Quando, agli inizi di questo mese, Bush ha contraddetto il Primo Ministro iracheno Nuri al-Maliki sull’accordo relativo all’occupazione, e ha predetto: "Se mi occupassi di scommesse, arriveremo a un accordo con gli iracheni", ha dato l’impressione di sapere di cosa stava parlando – un po’ come quando - un paio di settimane fa - ha spiegato che era “sicuro” che dopo tutto Gordon Brown non avrebbe ridotto il numero delle truppe britanniche a Bassora secondo alcun calendario fissato. Nel frattempo, il ministro degli Esteri iracheno, Hoshyar Zebari, improvvisamente dà l’impressione di essere analogamente sicuro dei "progressi" della legge sul petrolio perché gli "americani sono molto desiderosi".
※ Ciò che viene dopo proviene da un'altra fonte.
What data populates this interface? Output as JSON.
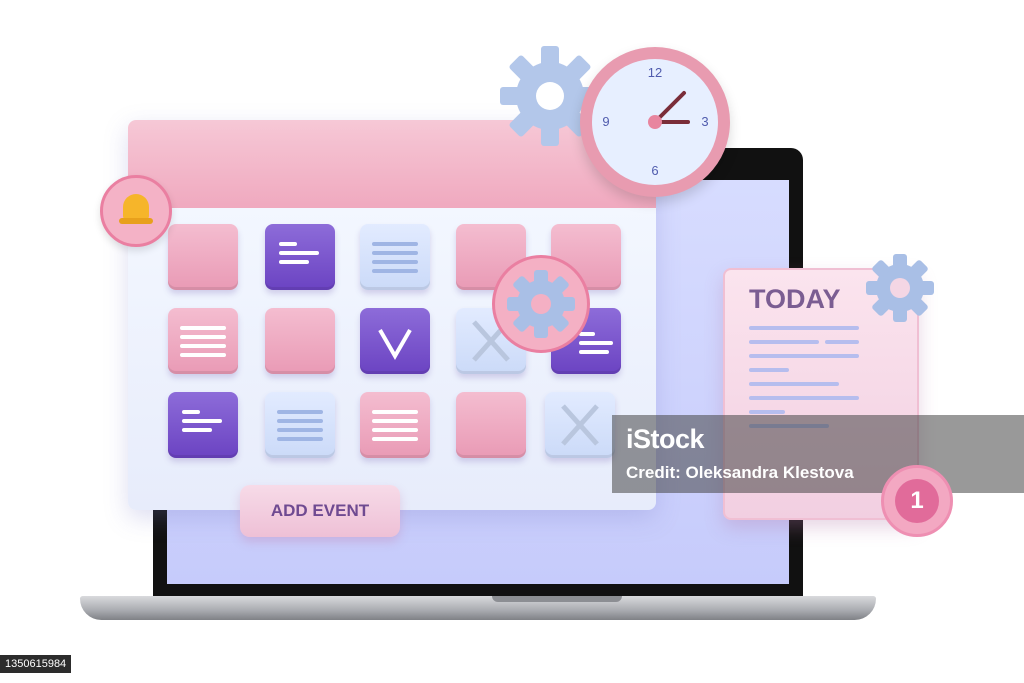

Forse si sono tutti messi a credere alla propaganda dell’Amministrazione Bush, secondo la quale la surge ha avuto successo, e l’Iraq sta cominciando ad "aggiustarsi da solo" in tempo per le elezioni Usa, per dirla come la storia di copertina dell’Economist della settimana scorsa . Si sottolinea molto il fatto che le vittime statunitensi e gli attacchi della resistenza sono diminuiti ai livelli del 2004, anche se è ampiamente riconosciuto che i fattori che stanno dietro questo calo sono contingenti e precari. Vista la carneficina solo degli ultimi giorni – che comprende sette soldati Usa uccisi dal fine settimana e una autobomba a Baghdad che ha massacrato 65 persone – nonché il rapporto devastante del Government Accountability Office Usa di questa settimana, sulle affermazioni di “progresso” in Iraq dell’Amministrazione, qualsiasi altra opinione sembrerebbe perversa.

Quel che è certo è che, se il piano di Bush per una dominazione straniera a tempo indeterminato dell’Iraq e il controllo del suo petrolio verranno fatti ingoiare a forza agli iracheni, la resistenza e lo spargimento di sangue aumenteranno. Certamente, è vero che Stati Uniti e Gran Bretagna non hanno invaso l’Iraq solo per il suo petrolio. E’ stata una proiezione della potenza americana nella regione più delicata del mondo dal punto di vista strategico, con al centro il petrolio, che ha portato una catastrofe all’Iraq e un grande pericolo per il Medio Oriente e il mondo più in generale. Ecco perché l’importanza della lotta per restituire l’indipendenza all’Iraq va molto oltre i suoi confini – è una necessità globale.